Send Her Back and Other Stories
Send Her Back is an arresting short story collection in which African women ably navigate complicated personal and social terrains.
The insightful short stories collected in Munashe Kaseke’s Send Her Back concentrate on Zimbabwean immigrant women’s loves, loyalties, and courage.
The stories observe twenty-first-century American culture, wherein police stops incite fear, the mazes surrounding work visas and documentation cause binding situations, and dating is perilous. They also take place in contemporary Africa, where notions of home shift after time spent away from it, and from where women examine the fascinating gulfs between hope and reality.

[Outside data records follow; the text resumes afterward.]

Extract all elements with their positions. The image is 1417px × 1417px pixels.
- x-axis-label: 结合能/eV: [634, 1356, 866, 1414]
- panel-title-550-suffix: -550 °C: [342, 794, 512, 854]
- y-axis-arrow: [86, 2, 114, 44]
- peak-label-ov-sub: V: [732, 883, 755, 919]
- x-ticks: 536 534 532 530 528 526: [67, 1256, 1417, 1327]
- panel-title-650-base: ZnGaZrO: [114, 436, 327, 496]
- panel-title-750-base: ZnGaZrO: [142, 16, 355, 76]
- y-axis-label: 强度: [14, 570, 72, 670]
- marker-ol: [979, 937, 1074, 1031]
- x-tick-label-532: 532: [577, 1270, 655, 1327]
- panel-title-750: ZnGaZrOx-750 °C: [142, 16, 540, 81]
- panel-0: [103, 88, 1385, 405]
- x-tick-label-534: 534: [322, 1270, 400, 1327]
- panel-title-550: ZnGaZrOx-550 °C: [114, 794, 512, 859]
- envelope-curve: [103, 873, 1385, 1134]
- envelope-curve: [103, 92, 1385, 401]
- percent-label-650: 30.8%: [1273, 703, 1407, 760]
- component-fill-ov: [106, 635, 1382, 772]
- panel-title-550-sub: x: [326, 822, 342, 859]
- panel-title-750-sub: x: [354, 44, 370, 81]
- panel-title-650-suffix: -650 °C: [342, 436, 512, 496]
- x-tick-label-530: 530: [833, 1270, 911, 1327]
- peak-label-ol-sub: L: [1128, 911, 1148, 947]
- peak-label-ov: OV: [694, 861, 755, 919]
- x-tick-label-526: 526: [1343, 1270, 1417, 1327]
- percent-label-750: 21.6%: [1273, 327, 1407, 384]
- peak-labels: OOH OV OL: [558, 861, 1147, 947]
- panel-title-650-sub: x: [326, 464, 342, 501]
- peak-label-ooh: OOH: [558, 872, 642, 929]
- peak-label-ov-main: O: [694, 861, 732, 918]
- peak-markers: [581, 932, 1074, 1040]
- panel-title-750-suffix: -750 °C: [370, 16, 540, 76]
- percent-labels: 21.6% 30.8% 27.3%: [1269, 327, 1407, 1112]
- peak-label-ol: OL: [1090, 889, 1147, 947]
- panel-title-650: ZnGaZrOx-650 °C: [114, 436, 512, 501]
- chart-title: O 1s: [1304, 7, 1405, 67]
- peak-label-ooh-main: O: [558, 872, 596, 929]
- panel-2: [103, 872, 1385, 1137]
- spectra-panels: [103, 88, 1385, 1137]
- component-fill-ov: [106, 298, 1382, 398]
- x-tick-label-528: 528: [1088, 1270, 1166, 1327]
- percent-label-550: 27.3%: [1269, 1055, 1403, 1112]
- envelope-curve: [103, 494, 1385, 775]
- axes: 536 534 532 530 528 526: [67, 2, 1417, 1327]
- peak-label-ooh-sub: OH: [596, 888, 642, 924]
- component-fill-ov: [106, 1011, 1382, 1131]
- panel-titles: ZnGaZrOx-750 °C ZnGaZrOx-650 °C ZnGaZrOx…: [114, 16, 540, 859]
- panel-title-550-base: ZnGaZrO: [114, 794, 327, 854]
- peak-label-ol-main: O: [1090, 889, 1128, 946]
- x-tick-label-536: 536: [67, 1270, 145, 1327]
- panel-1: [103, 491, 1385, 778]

In these stories, relationships unravel due to men’s shortcomings. Thwarted career aspirations culminate in a sense of resignation. Dreams that are achieved are later hampered by outside questioning. And difficulties between parents and their daughters reveal different understandings of love, independence, and belonging. The humanity of such stories is deepened by their honest concerns: the possibility of deportation, microaggressions, and problems that stem from striving for acceptance. People express discomfort about belonging to more than one place, and the restlessness that results.
Still, while the book’s characters face massive obstacles, they prove resilient. They have wise and concise conversations within intimate spaces. In one subtle tale, a woman returns to Zimbabwe, where she exercises restraint around her criticisms of her family’s habits. Elsewhere, a woman falls in love with a white man, but the charm of their early relationship proves impossible to sustain; he reveals himself in layers as an immature partner. In another story, a woman who endures her boyfriend’s thoughtless remarks and flirtations begins to question herself; a sense that even small miscommunications accumulate over time to complicate love arises. An entry focusing on an abused wife at her older husband’s deathbed proves to be a quiet, situational foray. But some of the stories end in abrupt ways.
“The Collector of Degrees” distinguishes itself by navigating the simultaneous helplessness and drives of those who pursue educations to maintain their legal statuses—even when their degrees fail to yield other tangible results. It’s a potent gut-check that reveals the stringent rules that surround eligibility for DACA, as well as other issues facing immigrants. Another surprising tale follows a student who takes a controversial political stance in order to provoke a response from her American peers; it is revealed that she does so to mask her own feelings of being unseen. Such moments contribute well to this strong collection whose entries are linked by their original perspectives.
Send Her Back is an arresting short story collection in which African women ably navigate complicated personal and social terrains.